Entering edit mode
14 months ago
MaeBH
•
0
Hi everyone, very new to bioinformatics
I have a SNP datasheet (.vcf) that I tried to make a PCA graph with using Rstudio (vcfR package) and it gave me interesting clustering. I then tried to filter the dataset using vcftools in Linux terminal (missing data: 0.80; MAF=0.05) and the PCA still has weird straight arms and low % variance explained
Just wondering a couple things:
- what might be causing this?
- how to get rid of it?
- would this affect downstream analysis?
Any help would be greatly appreciated
Could you better describe your data? How many variants would you left with if you remove all the missing sites?
Is this sequencing data? In that case you should also filter for read depths and genotype qualities.
Hi thank you both for your responses :)
Yes, this is sequencing data (de novo ddRADseq). The data is from diploid plant material sampled across a landscape. Each population is a family comprised of a maternal plant and her progeny
Initial attributes: (shown in PCA above)
Have now filtered the data using the following criteria using vcftools: (Missing data: 0.80 ;MAF-0.5 ;minGQ: 0.9 ;minDP: 10)
It seems like an improvement but variant count dropped drastically :? What is making it drop so much?
I feel like it may be the percent of missingness within many of the samples being pretty high. Haven't been able to make a PCA with the reduced number of samples (it's now saying the vector numbers are incorrect)
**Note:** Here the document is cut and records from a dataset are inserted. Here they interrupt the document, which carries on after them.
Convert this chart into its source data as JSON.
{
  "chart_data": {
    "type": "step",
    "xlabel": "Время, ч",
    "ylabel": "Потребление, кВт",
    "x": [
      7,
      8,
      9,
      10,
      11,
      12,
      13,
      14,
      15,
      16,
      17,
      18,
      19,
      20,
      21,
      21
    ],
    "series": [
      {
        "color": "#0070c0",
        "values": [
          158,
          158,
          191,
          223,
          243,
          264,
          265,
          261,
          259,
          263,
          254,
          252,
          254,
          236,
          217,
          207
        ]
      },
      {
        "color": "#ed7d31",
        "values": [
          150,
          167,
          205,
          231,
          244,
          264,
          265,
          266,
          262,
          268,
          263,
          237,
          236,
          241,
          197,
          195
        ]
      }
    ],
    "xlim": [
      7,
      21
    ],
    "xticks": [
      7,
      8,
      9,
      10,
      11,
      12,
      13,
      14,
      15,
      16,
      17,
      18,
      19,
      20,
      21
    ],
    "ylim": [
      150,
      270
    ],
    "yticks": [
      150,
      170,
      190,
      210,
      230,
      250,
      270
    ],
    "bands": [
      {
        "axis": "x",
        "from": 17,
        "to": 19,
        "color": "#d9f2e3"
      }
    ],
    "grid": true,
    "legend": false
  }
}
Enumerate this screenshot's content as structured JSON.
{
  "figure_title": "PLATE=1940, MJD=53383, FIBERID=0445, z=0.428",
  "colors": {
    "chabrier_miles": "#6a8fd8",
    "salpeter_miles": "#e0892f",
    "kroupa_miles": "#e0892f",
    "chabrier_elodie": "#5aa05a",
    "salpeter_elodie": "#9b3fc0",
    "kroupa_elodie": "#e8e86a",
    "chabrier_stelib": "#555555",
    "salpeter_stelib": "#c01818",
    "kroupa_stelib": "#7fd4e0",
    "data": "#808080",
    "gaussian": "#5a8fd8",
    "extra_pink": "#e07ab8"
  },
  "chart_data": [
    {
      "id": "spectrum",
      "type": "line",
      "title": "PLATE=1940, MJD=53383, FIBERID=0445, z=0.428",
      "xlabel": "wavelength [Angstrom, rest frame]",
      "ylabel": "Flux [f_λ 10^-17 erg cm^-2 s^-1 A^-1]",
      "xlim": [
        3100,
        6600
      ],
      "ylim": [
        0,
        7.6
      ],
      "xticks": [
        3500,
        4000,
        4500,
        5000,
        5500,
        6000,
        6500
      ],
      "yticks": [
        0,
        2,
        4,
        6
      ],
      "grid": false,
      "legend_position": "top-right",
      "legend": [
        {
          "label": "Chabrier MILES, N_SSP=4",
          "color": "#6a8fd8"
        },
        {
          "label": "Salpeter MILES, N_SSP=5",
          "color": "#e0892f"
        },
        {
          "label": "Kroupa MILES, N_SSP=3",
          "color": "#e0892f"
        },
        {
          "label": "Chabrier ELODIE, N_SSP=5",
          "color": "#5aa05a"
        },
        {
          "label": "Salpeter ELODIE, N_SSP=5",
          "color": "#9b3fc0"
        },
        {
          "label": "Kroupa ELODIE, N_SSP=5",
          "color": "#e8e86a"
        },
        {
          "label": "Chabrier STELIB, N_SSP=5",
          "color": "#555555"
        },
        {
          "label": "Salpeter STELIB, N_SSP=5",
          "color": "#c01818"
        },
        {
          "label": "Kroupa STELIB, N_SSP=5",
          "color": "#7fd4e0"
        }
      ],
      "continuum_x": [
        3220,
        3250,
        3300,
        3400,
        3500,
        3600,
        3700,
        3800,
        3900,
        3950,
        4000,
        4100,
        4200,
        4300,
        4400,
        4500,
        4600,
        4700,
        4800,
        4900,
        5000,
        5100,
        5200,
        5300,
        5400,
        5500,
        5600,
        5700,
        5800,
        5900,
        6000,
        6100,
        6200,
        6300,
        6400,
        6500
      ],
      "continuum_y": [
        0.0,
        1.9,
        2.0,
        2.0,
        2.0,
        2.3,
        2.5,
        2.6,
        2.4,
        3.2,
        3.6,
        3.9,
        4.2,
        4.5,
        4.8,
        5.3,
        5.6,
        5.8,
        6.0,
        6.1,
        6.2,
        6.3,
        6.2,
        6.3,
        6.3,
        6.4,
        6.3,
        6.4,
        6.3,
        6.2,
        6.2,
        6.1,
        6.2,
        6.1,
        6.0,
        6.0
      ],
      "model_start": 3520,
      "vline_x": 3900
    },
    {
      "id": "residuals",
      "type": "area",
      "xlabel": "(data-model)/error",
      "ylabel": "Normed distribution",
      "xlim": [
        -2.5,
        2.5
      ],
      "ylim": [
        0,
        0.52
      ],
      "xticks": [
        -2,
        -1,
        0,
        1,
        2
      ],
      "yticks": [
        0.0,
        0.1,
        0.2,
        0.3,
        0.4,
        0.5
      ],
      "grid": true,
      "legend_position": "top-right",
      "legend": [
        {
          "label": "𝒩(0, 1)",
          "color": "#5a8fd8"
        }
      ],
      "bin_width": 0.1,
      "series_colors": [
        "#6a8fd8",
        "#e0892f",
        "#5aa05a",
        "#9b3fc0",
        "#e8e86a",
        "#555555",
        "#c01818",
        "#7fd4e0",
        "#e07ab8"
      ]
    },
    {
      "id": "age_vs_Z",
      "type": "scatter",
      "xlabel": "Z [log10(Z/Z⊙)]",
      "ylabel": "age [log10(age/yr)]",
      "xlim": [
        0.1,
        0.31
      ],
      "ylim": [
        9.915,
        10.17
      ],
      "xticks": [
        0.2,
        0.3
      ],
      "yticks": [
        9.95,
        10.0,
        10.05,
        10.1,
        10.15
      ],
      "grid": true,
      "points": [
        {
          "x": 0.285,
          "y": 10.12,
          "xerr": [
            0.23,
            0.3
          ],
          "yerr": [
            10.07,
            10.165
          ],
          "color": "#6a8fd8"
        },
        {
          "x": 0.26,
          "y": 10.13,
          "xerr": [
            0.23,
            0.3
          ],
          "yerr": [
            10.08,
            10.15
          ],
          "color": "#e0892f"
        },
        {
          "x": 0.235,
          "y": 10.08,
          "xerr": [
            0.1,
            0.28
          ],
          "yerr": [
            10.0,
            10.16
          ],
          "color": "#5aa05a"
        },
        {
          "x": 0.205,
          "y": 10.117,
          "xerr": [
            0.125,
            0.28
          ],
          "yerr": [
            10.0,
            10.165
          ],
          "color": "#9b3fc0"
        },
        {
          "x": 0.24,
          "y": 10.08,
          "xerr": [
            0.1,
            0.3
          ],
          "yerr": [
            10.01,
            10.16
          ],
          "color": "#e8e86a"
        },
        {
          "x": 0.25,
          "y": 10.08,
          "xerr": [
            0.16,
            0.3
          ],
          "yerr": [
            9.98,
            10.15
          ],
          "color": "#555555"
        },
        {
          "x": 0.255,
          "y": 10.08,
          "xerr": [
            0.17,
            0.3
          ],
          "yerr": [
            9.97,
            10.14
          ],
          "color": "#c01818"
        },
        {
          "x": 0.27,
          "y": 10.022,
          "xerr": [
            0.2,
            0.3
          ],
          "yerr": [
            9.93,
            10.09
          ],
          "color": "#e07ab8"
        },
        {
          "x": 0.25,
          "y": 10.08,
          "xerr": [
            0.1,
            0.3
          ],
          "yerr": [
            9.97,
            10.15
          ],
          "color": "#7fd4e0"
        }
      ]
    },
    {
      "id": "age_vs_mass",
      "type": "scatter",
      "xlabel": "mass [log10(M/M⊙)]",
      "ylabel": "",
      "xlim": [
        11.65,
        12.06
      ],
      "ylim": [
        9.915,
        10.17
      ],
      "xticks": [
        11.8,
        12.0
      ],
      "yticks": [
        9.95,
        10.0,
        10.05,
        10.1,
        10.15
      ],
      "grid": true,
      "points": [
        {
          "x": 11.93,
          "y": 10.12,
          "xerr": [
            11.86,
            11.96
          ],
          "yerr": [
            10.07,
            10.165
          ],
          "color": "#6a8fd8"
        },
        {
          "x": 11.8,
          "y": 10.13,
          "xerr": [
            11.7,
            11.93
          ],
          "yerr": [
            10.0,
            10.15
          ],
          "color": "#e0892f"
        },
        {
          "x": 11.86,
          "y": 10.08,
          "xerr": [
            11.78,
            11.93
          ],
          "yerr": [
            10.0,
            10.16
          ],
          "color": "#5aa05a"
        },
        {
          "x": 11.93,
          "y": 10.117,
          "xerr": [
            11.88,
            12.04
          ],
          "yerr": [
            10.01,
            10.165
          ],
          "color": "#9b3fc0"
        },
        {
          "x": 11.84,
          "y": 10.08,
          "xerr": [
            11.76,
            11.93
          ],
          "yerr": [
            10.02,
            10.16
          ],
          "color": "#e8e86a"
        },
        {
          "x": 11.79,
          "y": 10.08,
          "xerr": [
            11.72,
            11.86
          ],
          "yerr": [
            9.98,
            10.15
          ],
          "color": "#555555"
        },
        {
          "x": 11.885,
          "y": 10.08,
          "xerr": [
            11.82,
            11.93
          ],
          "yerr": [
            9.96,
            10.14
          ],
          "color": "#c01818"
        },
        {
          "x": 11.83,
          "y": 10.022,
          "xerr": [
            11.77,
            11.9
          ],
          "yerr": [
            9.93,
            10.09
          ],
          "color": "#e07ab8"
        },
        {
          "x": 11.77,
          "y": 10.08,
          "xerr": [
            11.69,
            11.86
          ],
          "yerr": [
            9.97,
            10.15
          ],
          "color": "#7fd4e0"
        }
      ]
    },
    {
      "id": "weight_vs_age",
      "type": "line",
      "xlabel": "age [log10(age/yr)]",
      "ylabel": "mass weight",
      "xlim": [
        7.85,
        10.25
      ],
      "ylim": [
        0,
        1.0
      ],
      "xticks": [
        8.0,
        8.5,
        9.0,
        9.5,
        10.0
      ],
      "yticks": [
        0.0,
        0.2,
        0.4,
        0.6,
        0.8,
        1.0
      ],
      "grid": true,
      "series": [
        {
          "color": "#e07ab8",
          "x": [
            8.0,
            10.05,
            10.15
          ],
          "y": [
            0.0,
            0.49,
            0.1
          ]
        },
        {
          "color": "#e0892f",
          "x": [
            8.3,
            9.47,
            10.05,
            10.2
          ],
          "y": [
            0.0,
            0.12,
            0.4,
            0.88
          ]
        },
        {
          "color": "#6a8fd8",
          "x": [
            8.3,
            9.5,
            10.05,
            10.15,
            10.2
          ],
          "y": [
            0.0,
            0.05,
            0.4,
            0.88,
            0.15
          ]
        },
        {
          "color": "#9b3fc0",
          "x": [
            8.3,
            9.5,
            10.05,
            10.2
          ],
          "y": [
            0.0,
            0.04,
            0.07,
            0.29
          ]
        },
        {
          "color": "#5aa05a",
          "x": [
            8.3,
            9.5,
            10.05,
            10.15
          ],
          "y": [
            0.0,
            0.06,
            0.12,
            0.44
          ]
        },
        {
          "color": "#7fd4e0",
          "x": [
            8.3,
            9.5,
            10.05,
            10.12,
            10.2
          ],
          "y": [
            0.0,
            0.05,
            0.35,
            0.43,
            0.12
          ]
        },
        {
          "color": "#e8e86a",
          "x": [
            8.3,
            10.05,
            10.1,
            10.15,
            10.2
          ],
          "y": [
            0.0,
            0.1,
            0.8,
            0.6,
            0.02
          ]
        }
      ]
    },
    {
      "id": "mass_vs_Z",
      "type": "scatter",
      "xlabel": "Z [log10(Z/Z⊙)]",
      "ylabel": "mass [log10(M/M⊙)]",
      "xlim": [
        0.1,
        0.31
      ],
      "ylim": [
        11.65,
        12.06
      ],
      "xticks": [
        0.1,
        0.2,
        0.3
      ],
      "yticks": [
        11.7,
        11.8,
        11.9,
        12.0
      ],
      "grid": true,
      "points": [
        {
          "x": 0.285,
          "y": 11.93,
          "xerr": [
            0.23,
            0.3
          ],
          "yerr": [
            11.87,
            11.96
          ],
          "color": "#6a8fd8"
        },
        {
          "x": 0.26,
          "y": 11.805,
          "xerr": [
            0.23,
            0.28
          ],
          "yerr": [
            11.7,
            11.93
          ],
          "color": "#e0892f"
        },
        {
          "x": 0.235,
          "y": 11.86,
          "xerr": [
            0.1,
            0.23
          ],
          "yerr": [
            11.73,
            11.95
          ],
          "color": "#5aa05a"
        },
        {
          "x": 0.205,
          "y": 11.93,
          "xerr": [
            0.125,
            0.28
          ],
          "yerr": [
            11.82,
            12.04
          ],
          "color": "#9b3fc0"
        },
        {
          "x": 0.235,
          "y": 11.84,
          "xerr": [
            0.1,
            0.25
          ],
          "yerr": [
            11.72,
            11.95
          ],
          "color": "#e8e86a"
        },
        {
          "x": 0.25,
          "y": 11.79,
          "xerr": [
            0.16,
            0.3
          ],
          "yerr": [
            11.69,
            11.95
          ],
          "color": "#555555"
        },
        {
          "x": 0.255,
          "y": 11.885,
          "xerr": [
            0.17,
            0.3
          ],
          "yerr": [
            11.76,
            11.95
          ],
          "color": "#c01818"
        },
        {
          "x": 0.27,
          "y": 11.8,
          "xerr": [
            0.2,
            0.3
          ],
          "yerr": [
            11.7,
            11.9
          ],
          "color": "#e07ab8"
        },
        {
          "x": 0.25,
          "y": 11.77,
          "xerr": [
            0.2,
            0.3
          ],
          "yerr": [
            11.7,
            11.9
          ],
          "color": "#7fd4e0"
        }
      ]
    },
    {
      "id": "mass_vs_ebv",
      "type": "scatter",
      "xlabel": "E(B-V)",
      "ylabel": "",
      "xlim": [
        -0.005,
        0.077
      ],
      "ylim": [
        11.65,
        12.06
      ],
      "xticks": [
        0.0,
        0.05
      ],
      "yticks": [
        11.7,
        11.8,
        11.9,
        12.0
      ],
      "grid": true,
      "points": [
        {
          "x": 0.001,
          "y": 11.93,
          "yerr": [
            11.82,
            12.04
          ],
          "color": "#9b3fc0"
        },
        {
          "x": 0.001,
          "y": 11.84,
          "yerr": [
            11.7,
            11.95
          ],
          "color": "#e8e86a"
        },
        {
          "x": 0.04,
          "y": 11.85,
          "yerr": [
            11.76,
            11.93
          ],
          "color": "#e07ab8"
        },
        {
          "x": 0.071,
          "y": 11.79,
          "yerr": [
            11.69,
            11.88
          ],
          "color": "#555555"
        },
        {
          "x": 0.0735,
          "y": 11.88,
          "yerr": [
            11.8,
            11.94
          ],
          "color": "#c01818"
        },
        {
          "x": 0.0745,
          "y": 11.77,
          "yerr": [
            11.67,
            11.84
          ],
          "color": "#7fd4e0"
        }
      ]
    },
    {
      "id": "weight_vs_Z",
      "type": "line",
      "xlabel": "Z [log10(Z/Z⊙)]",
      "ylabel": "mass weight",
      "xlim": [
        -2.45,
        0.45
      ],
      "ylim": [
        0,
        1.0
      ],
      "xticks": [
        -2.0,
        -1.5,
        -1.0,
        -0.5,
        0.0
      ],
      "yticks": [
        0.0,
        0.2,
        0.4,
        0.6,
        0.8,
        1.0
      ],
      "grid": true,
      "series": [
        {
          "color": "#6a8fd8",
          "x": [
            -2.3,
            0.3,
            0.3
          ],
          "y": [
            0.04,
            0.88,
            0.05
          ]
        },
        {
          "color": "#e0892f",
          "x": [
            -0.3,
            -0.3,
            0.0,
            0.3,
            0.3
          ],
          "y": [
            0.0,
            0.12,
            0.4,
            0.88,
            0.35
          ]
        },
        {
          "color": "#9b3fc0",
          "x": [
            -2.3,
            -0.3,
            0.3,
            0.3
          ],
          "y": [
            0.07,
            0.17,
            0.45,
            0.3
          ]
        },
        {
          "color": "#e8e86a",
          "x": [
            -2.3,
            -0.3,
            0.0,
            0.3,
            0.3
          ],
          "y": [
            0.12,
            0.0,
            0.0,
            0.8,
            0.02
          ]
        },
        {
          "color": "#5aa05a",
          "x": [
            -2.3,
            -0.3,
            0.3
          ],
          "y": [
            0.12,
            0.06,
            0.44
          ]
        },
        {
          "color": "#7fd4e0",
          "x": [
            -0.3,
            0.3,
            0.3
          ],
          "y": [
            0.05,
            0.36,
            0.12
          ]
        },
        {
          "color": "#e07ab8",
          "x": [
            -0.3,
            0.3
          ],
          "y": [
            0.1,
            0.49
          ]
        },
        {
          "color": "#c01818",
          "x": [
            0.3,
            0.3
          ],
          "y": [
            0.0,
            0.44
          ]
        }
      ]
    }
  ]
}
I agree with the other commenter - we need more information. Especially a rough idea of the number of variants before/after filtering. Also, what is the relationship between population? What is the depth of the sequencing?
Given most SNP tools only emit information about variant sites, this could just be indicative that there is some unique variation to each population. However, given the low PC inertia I would guess most variable sites are either quite variable both within and among populations, or there are many variants unique to only a few individuals (and not in the same population and this would increase PC inertia).
What would be the best way to test for how variable sites are and or the number of unique variants? Sorry if the questions are really basic, still trying to wrap my head around everything
I can't think of any tools off the top of my head, but I'm sure they exist. If you were to do it manually, you could part the VCF's genotype field and annotate which population and how many individuals. With a decent grasp of R and knowledge of what the GT field denotes you shouldn't have a problem doing this. I haven't used ddRADseq so I don't know about whether if it's appropriate, but a structure barplot would be another way of visualizing the distribution of SNPs. See this tutorial.
Overall, I think your data generally looks okay. Hard to tell with the colours, but your populations are generally clustering together.